Potensi Wisata Dan Ekonomi Di Sumbar Cukup Besar

Jakarta -
Sumatera Barat dikenal sebagai daerah dengan potensi pariwisata dan perekonomiannya. Dari sisi potensi ekonomi, Pemimpin BNI Wilayah Padang, Rahmad Hidayat mengatakan, potensi ekonomi di Sumbar cukup besar sehingga bisnis kredit segmen kecil dan menengah sangat potensial berkembang. Tahun 2017 pembiayaan melalui KUR di Sumbar ditargetkan sanggup mencapai Rp 420 miliar.
Sementara kredit untuk Sumbar, Riau, Kepri, dan sebagian Kerinci ditargetkan mencapai Rp 8 triliun atau tumbuh 22%. Potensi terbesar ada di Riau alasannya ialah kantor cabang biasanya hanya menawarkan pelayanan. Namun kedepannya juga akan diperkuat secara bisnis, baik kredit ataupun DPK. "Kontribusi Sumbar masih kecil dalam kredit. Namun di sini ada potensi kelapa sawit seluas lebih dari 2 juta hektare yang belum tersentuh. Selain itu, juga banyak korporasi-korporasi besar di Sumbar" ujar Rahmad dalam kesempatan sama.
Menteri Badan Usaha Milik Negara (BUMN) RI, Rini Soemarno menyatakan, sinergi BUMN yang terkait pengembangan pariwisata di tanah air, siap untuk ikut menyumbang angka kunjungan wisatawan asing.
Rini didampingi Gubernur Sumatera Barat, Prof.Ir.H.Irwan Prayitno mengunjungi Kota Bukittinggi dalam rangkaian kunjungan kerjanya untuk melihat potensi wisata Bukittinggi. Selain itu, juga dibicarakan rencana reaktivasi seluruh jalur kereta api yang ada di Sumatera Barat termasuk di Bukittinggi.

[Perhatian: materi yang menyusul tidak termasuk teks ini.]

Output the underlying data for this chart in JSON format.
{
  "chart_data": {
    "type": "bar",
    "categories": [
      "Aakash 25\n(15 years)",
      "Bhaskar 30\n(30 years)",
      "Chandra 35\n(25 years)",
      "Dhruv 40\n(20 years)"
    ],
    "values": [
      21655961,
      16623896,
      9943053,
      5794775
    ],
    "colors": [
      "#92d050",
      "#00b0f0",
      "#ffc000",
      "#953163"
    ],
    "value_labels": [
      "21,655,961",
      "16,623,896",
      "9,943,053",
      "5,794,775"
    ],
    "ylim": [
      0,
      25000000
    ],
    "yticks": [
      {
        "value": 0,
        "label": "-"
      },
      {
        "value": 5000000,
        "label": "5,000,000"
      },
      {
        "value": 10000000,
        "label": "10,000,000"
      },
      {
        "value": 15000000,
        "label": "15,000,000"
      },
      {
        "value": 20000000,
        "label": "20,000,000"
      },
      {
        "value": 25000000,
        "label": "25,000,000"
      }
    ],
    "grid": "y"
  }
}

Menteri Badan Usaha Milik Negara (BUMN) RI Rini Soemarno mengatakan, pihaknya ingin meningkatkan saluran wisatawan ke Bukittinggi. Saat ini saluran kendaraan semakin sulit alasannya ialah kemacetan terus terjadi. Dikhawatirkan minat pengunjung berkurang alasannya ialah jarak tempuh yang semakin lama, khususnya di ekspresi dominan liburan. "Musim Idulfitri sanggup 8 (delapan) jam menuju Bukittinggi. Kita tidak ingin minat wisatawan menurun. Kota ini merupakan kota sejarah dan sering didatangi banyak wisatawan sehingga harus dibentuk senyaman dan seindah mungkin. Kami lihat ada potensi dari jalur rel KAI untuk dihidupkan lagi," ujar Rini kemarin di Bukittinggi, Sumatera Barat.
Dia mengaku akan mendorong pengaktifan kembali jalur kereta api dari Kayu Tanam-Padang Panjang -Bukittinggi, Sumatera Barat (Sumbar) sanggup final maksimal pada 2018. Dirinya akan membicarakan rencana ini ke Kementerian Perhubungan. Dia juga akan dorong semoga PT KAI mempelajari bagaimana upaya reaktivasi ini dan mengharapkan kontribusi kepala daerah setempat. "Anggaran BUMN dari perbankan dan dibantu yang lainnya juga. Sedangkan untuk jalur rel memakai anggaran Kemenhub alasannya ialah punya negara," katanya.
Dia juga meninjau lahan aset PT KAI di Bukittinggi dan perkembangan realisasi aktivitas BUMN Hadir untuk Negeri di objek wisata Taman Panorama dan Lobang Jepang. Rini menilai Sumbar mempunyai banyak destinasi wisata yang sangat potensial untuk dikembangkan. Di samping mendorong reaktivasi jalur kereta api, ia juga mendorong BUMN yang beroperasi di daerah itu melakukan aktivitas guna mendukung pariwisata, menyerupai pembangunan Balai Ekonomi Desa (Balkondes) dan rumah tinggal (homestay)."Kita bantu dalam revitalisasi pedagang di daerah Panorama, Padang, dan Kelok Sembilan sehingga sanggup lebih rapi. Nanti Patrajasa akan bangkit hotel di Bukittinggi. Kami juga akan bangkit homestay yang dikelola oleh masyarakat supaya menempel dengan nilai budayanya," katanya."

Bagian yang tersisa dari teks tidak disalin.